In the weeks leading up to my month home leave (a free trip home as a sort of prize for extending for a third year) it seemed everybody was telling me about the culture shock I was going to experience once I got back home. "You're going to freak out when you get back and see all the excess and waste...Nothings going to be the way you remembered it.....You won't even know how to talk to your own family and friends." I hadn't really thought much about any trouble readjusting to America, but the more people told me about it the more I began to feel a tinge of anxiety. It's been almost three years since I've been outside of Africa, I guess I could see how it's possible for me to have a hard time going back to the richest country in the world and slip right back in.
The culture shock came when I got to the Lilongwe airport. I was sitting in the terminal waiting to get on my first airplane since I came to Malawi. The TV on the wall was talking about Tiger Woods' personal life, and I was surrounded by white people talking about their 9-5 jobs, wedding plans, and the NFL playoffs...a big change from life in Mwazisi. As i started thinking about the trip I was embarking on my heart began racing, my breath got short, and I started thinking "oh man they're right, I'm not going to be able to relate to anybody. What am I going to do for a month if I can't even talk to my own friends." Then, other irrational panics came over me..."I'm going to miss a connecting flight along the way and get stuck in Johannesburg, The department of homeland security is going to bust me for the honey in my bag." I suddenly got very shifty and felt that everybody around me could see my extreme discomfort, and were judgeing away. I didn't say a word to anybody in the airport.
It wasn't until I was forced into conversation with my neighbors on the four flights home that I started to realize just how silly and comical my panic attack was. I had great wandering conversations about nothing with a whole assortment of good folks along my way. I was advised by a lovely thirty-something private investigator from Florida about what movies I needed to catch up on first. I talked to a young man from Wisconsin who had been backpacking all over Africa with his brother about his travels. I also chatted with a newlywed middle aged couple from Alabama who were on their way to Jackson Hole for a honeymoon, the sweet lady shared strips of beef jerky with me while her new husband told be about his beef ranch and how they fell in love as he brought his cattle to her family owned slaughterhouse. I listened happily as a hospital consultant from Minnesota told me all about her three sons that clearly were the light of her life. On the last leg home I talked to an environmental engineer from Grand Junction about fly fishing and and skiing.
With every conversation my anxiety seemed sillier and sillier. No matter where you go people are people, and you can always find a connection with a little effort, espechially when those people are from your home country.
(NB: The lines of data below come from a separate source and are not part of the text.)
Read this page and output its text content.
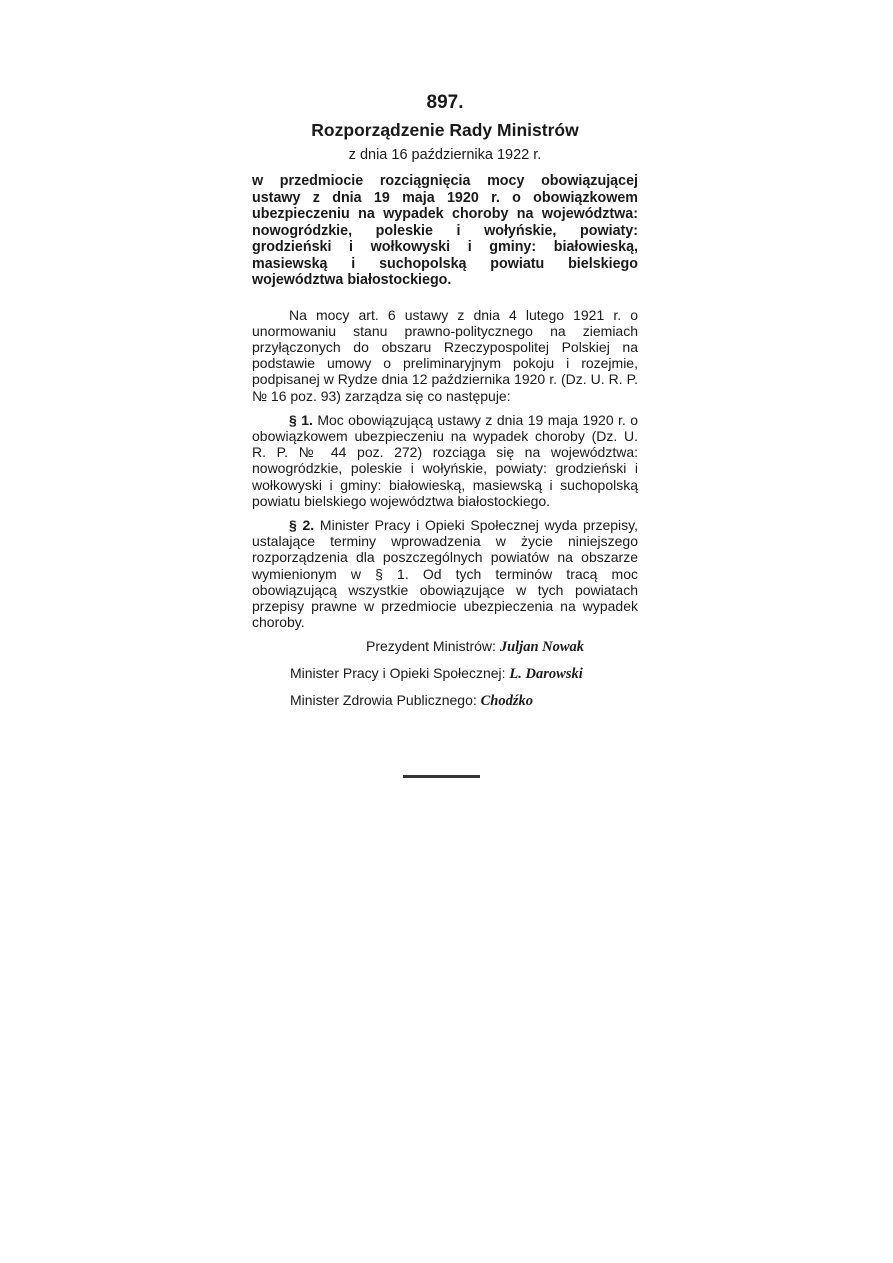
897.
Rozporządzenie Rady Ministrów
z dnia 16 października 1922 r.
w przedmiocie rozciągnięcia mocy obowiązującej ustawy z dnia 19 maja 1920 r. o obowiązkowem ubezpieczeniu na wypadek choroby na województwa: nowogródzkie, poleskie i wołyńskie, powiaty: grodzieński i wołkowyski i gminy: białowieską, masiewską i suchopolską powiatu bielskiego województwa białostockiego.

Na mocy art. 6 ustawy z dnia 4 lutego 1921 r. o unormowaniu stanu prawno-politycznego na ziemiach przyłączonych do obszaru Rzeczypospolitej Polskiej na podstawie umowy o preliminaryjnym pokoju i rozejmie, podpisanej w Rydze dnia 12 października 1920 r. (Dz. U. R. P. № 16 poz. 93) zarządza się co następuje:

§ 1. Moc obowiązującą ustawy z dnia 19 maja 1920 r. o obowiązkowem ubezpieczeniu na wypadek choroby (Dz. U. R. P. № 44 poz. 272) rozciąga się na województwa: nowogródzkie, poleskie i wołyńskie, powiaty: grodzieński i wołkowyski i gminy: białowieską, masiewską i suchopolską powiatu bielskiego województwa białostockiego.

§ 2. Minister Pracy i Opieki Społecznej wyda przepisy, ustalające terminy wprowadzenia w życie niniejszego rozporządzenia dla poszczególnych powiatów na obszarze wymienionym w § 1. Od tych terminów tracą moc obowiązującą wszystkie obowiązujące w tych powiatach przepisy prawne w przedmiocie ubezpieczenia na wypadek choroby.

Prezydent Ministrów: Juljan Nowak

Minister Pracy i Opieki Społecznej: L. Darowski

Minister Zdrowia Publicznego: Chodźko
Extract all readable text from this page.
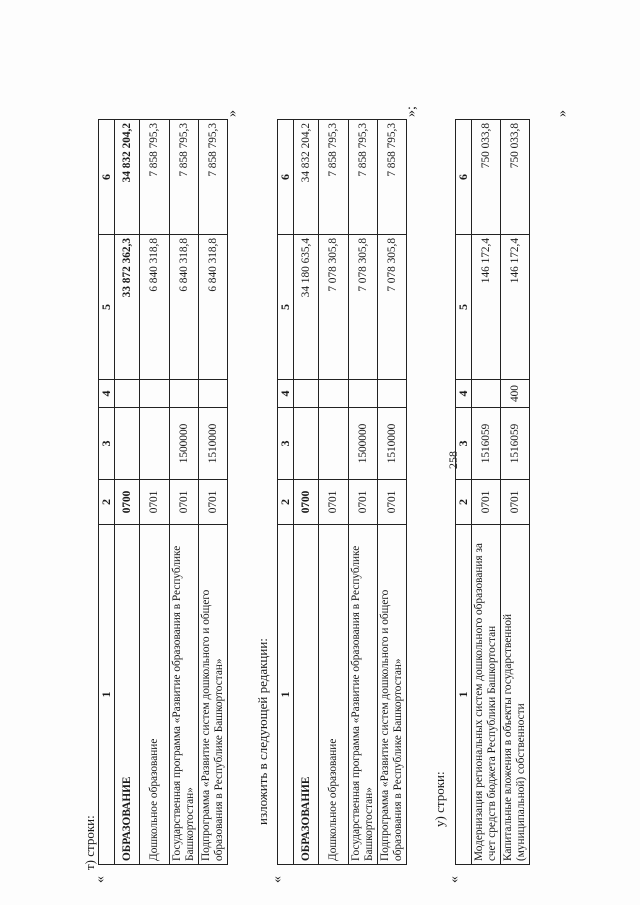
258
т) строки:
«
»
1	2	3	4	5	6
ОБРАЗОВАНИЕ	0700			33 872 362,3	34 832 204,2
Дошкольное образование	0701			6 840 318,8	7 858 795,3
Государственная программа «Развитие образования в Республике Башкортостан»	0701	1500000		6 840 318,8	7 858 795,3
Подпрограмма «Развитие систем дошкольного и общего образования в Республике Башкортостан»	0701	1510000		6 840 318,8	7 858 795,3
изложить в следующей редакции:
«
»;
1	2	3	4	5	6
ОБРАЗОВАНИЕ	0700			34 180 635,4	34 832 204,2
Дошкольное образование	0701			7 078 305,8	7 858 795,3
Государственная программа «Развитие образования в Республике Башкортостан»	0701	1500000		7 078 305,8	7 858 795,3
Подпрограмма «Развитие систем дошкольного и общего образования в Республике Башкортостан»	0701	1510000		7 078 305,8	7 858 795,3
у) строки:
«
»
1	2	3	4	5	6
Модернизация региональных систем дошкольного образования за счет средств бюджета Республики Башкортостан	0701	1516059		146 172,4	750 033,8
Капитальные вложения в объекты государственной (муниципальной) собственности	0701	1516059	400	146 172,4	750 033,8
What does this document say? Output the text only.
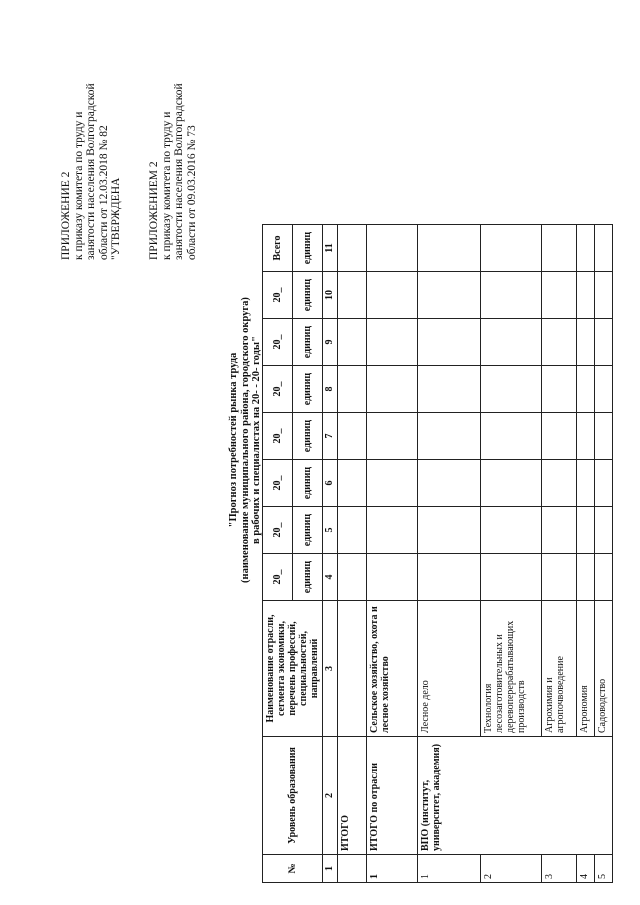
ПРИЛОЖЕНИЕ 2 к приказу комитета по труду и занятости населения Волгоградской области от 12.03.2018 № 82 "УТВЕРЖДЕНА ПРИЛОЖЕНИЕМ 2 к приказу комитета по труду и занятости населения Волгоградской области от 09.03.2016 № 73
"Прогноз потребностей рынка труда (наименование муниципального района, городского округа) в рабочих и специалистах на 20- - 20- годы"
№	Уровень образования	Наименование отрасли, сегмента экономики, перечень профессий, специальностей, направлений	20_	20_	20_	20_	20_	20_	20_	Всего
			единиц	единиц	единиц	единиц	единиц	единиц	единиц	единиц
1	2	3	4	5	6	7	8	9	10	11
	ИТОГО									
1	ИТОГО по отрасли	Сельское хозяйство, охота и лесное хозяйство								
1	ВПО (институт, университет, академия)	Лесное дело								
2		Технология лесозаготовительных и деревоперерабатывающих производств								
3		Агрохимия и агропочвоведение								
4		Агрономия								
5		Садоводство								
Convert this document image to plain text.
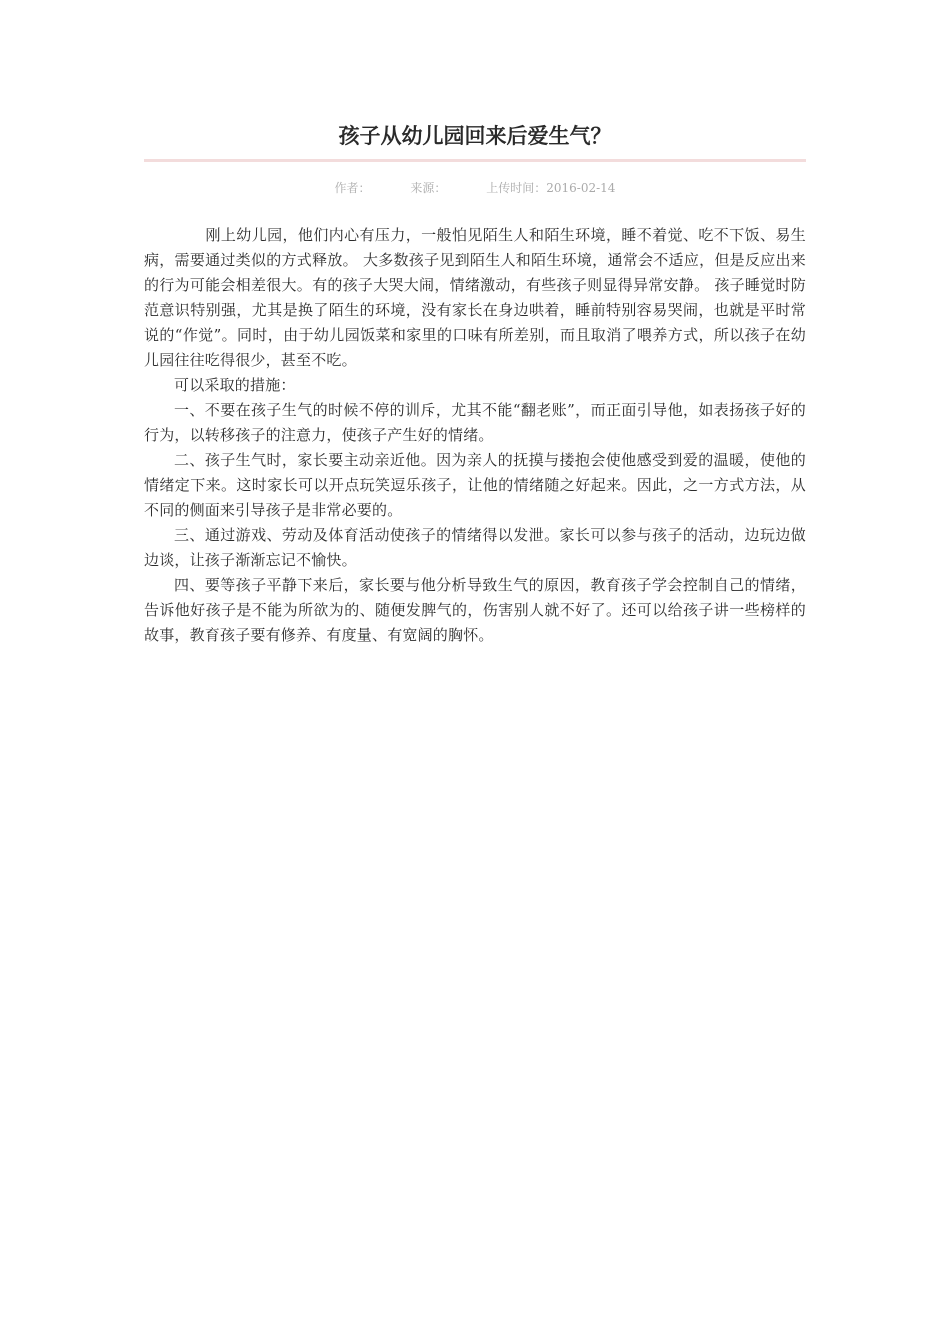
孩子从幼儿园回来后爱生气？
作者：	来源：	上传时间：2016-02-14

刚上幼儿园，他们内心有压力，一般怕见陌生人和陌生环境，睡不着觉、吃不下饭、易生病，需要通过类似的方式释放。 大多数孩子见到陌生人和陌生环境，通常会不适应，但是反应出来的行为可能会相差很大。有的孩子大哭大闹，情绪激动，有些孩子则显得异常安静。 孩子睡觉时防范意识特别强，尤其是换了陌生的环境，没有家长在身边哄着，睡前特别容易哭闹，也就是平时常说的“作觉”。同时，由于幼儿园饭菜和家里的口味有所差别，而且取消了喂养方式，所以孩子在幼儿园往往吃得很少，甚至不吃。

可以采取的措施：

一、不要在孩子生气的时候不停的训斥，尤其不能“翻老账”，而正面引导他，如表扬孩子好的行为，以转移孩子的注意力，使孩子产生好的情绪。

二、孩子生气时，家长要主动亲近他。因为亲人的抚摸与搂抱会使他感受到爱的温暖，使他的情绪定下来。这时家长可以开点玩笑逗乐孩子，让他的情绪随之好起来。因此，之一方式方法，从不同的侧面来引导孩子是非常必要的。

三、通过游戏、劳动及体育活动使孩子的情绪得以发泄。家长可以参与孩子的活动，边玩边做边谈，让孩子渐渐忘记不愉快。

四、要等孩子平静下来后，家长要与他分析导致生气的原因，教育孩子学会控制自己的情绪，告诉他好孩子是不能为所欲为的、随便发脾气的，伤害别人就不好了。还可以给孩子讲一些榜样的故事，教育孩子要有修养、有度量、有宽阔的胸怀。
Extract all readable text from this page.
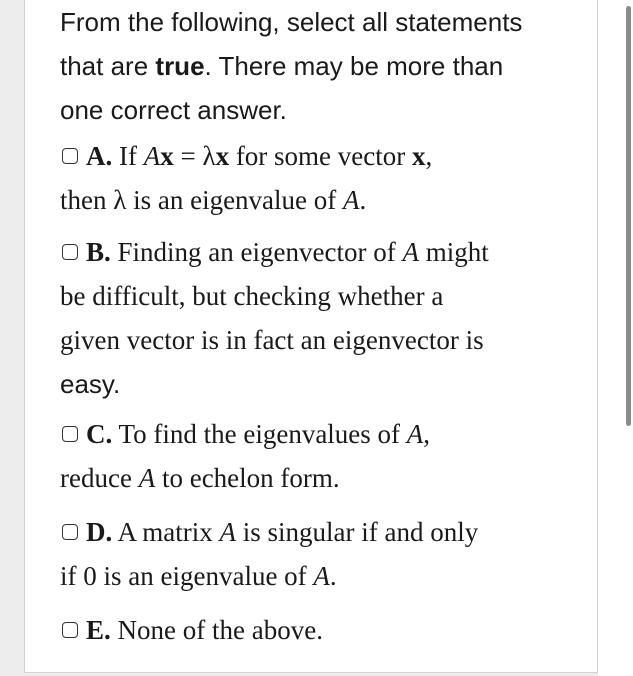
From the following, select all statements
that are true. There may be more than
one correct answer.
A. If Ax = λx for some vector x,
then λ is an eigenvalue of A.
B. Finding an eigenvector of A might
be difficult, but checking whether a
given vector is in fact an eigenvector is
easy.
C. To find the eigenvalues of A,
reduce A to echelon form.
D. A matrix A is singular if and only
if 0 is an eigenvalue of A.
E. None of the above.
Talking to these folks about nothing really made me feel at home and cleared awayany nervousness. Americans are a mixed bag of people, and that's what makes us so interesting, in one flight you might have a western slope rancher on one side of you and an east coast civil rights lawyer on the other.
The past two weeks of being home have just been one great big confirmation of how much I love my home. Since coming home the highlights have been many, an ugly Christmas sweater party on Colfax that reunited me to many long lost high school friends, watching the Griz play in yet another national championship, a great week of skiing at steamboat thanks to the generosity of my brother, dancing in the dumping snow at a free Big Head Todd concert, randomly running into old friends and being able to fall back into our old banter without missing a beat, late night games of 500 with my family, holding my nephews in my lap while I help them put together great Lego creations, and spending time with my Aunt Kathy who doesn't let advanced MS or repeated trips to the hospital keep her from laughing and giving me hell. Just spending time with the people I love has been the main highlight....I've been away an awful longtime and it's good to be back.
So to other Peace Corps volunteers worried about going home and fitting in my advice is don't sweat it. I think the reverse culture shock hubub is bunk. I think ex-pats make a big deal about it so they seem more exotic and worldly. At least for me I feel like I've come home with a new appreciation for my home.
Last night I sat down with my parents to watch the Kennedy Center Honors on TV. I think it says a lot about America's appreciation for the arts when the President of the United States takes an entire night to honor a dedicated actor like Robert Deniro and an innovative Musician like Dave Brubeck. It also says a lot about our ability to find humor in anything that Mel Brooks the man who wrote songs like "Springtime for Hitler" for his play "The Producers" was also honored. We can see the beauty of our melting pot in the honoring of Grace Bumbry, a black women from St. Louis who sings classical opera. And finally we can see how much value we place on freedom of expression with the nomination of the boss Bruce Springsteen, because it's not so much his musical talent that makes him a legend but the way he writes songs that represent the left behind Americans. Songs like "Born in the USA" (people forget that that's a song about a Vietnam Vet who is mistreated by the government that sent him to war). I thought the whole show was a great example of what I love about America, we value our freedom of speech, our diversity, and our arts very much. The past three years in Malawi have showed me how rare it is to live in a country that holds those values sacred, and just how important those values are to me. So it's nice to get a little taste of that while I'm home.